In February of this year, we launched an internship program called the SPARKing Change Leadership program wherein we hired 10 interns to join the SPARK team on a 10-month immersive learning and growing endeavor where they have a chance to explore their innate resilience and uncover their deepest potential. They are learning about their SPARK- the space in each of us that houses our resilience, well-being, potential and love. The space in which our creativity, innovation, solutions to problems, ideas, common sense, intuition, connection, and compassion comes from. The space that is always available to us, regardless of the happenings in our outside world. Throughout the program, our interns have a variety of opportunities to share what they are learning- in their own words, through their own unique insights.
This week, Emily Johnson shares her experience with anxiety and how she sees it through a whole new perspective. Her words are beautifully written and a great reminder that we are always okay, even when experiencing anxiety, we aren’t broken and our SPARK is always there.
Please enjoy.
Understanding My Anxiety – I don’t have to fix anything because I’m not broken.
Ordering dinner at a restaurant. Asking the receptionist at your doctor’s office for Wi-Fi. Answering a question in school. Making an appointment on the phone. Some of the most mundane acts that I thought people just breezed through so I thought it was so unfair that I couldn’t. I would try my best to avoid everything that made me uncomfortable and when I couldn’t it felt like I was putting myself in a life or death position. For the most part I would just get nauseous and feel shaky but when it came to things I really loved I would have a full blown panic attack. The people close to me that knew about my anxiety would always tell me one of two things, either “get out of your comfort zone and you will stop experiencing anxiety” or my least favorite “you can’t stop being friends with me because who will make phone calls for you.” I held these statements to be true but surprisingly it didn’t help, all it did was just make me feel like I had to hide my anxiety.
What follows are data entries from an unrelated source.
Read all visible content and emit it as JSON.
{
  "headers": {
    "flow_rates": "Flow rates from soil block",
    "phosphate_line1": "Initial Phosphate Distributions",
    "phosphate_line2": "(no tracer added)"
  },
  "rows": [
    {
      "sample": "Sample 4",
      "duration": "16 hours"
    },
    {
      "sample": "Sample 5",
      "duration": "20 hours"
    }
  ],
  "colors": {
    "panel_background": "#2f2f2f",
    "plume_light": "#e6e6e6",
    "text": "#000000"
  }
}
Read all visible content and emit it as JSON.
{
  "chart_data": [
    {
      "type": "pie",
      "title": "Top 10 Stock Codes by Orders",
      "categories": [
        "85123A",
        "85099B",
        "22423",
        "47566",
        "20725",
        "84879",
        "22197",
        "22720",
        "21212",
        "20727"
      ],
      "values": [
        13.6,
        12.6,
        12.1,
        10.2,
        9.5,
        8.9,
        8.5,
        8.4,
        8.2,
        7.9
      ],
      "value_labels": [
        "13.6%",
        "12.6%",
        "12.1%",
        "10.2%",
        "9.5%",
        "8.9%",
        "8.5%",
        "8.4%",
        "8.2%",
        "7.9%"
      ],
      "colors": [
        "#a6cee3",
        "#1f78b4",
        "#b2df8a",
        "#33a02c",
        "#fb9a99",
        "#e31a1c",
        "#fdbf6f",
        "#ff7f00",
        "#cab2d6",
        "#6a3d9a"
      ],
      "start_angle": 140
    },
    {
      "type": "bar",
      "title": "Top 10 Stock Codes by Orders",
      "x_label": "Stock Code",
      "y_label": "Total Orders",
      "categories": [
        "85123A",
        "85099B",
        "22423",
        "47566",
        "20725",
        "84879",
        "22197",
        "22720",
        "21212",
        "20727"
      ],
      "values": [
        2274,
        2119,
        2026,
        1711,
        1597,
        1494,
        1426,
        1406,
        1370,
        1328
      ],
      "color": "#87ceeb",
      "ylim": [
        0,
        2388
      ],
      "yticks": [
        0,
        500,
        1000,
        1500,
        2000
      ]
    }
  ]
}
One of the first lessons I learned at SPARK was the perfect introduction for me because it finally allowed me to understand why I was so anxious all the time. I never really stopped to wonder why I would get a panic attack thinking about auditioning for the school play and instead settling with being in the ensemble. I just thought I was broken and that was the most miserable feeling in the world to me. “Why can’t I be normal” would repeat in my head every day. Then I got to practice teaching an activity where you write down something that you really want to accomplish and all of the things holding you back. I wrote about auditioning for the school play and after some reflection realized what was holding me back were what ifs, “what if people laugh at me,” “what if I think I’m good but I actually suck.” The last part of the activity which is my favorite part, is I got to write all of the amazing things that would happen if I auditioned anyway. I finally realized that I no longer needed to keep people around just because they would make the phone calls for me, I could do it myself. Of course I’m always going to think “what if they judge me, laugh at me, and hang up on me, but I know now that’s a what if. If I do make the phone call then I accomplish the goal of getting an appointment scheduled. So I guess the other statement people would always tell me about getting out of my comfort zone was true, right?
Wrong, and it was just a month ago when I realized that I didn’t need to get out of my comfort zone to be okay. I along with the other interns at SPARK were shown a video about a woman talking about her experience with panic attacks and anxiety whenever she would get too far away from her house. She thought getting out of her comfort zone enough times would allow her to be okay but she realized that even if she stayed in her comfort zone she would still be okay. The thing is back in high school when I stayed in my comfort zone I was okay, I still loved my life and had fun in high school despite not being the lead. Those two statements that people told me all of my life were wrong. Yes I do get out of my comfort zone sometimes but other times I let others make that phone call for me but I’m okay. Anxiety doesn’t just go away, there are going to be times when my anxiety is going to be high but I know how to help myself get in the right headspace. Even though I have anxiety I also have something else now. The knowledge to not think I’m broken anymore, not because I was “fixed” but because I was enlightened.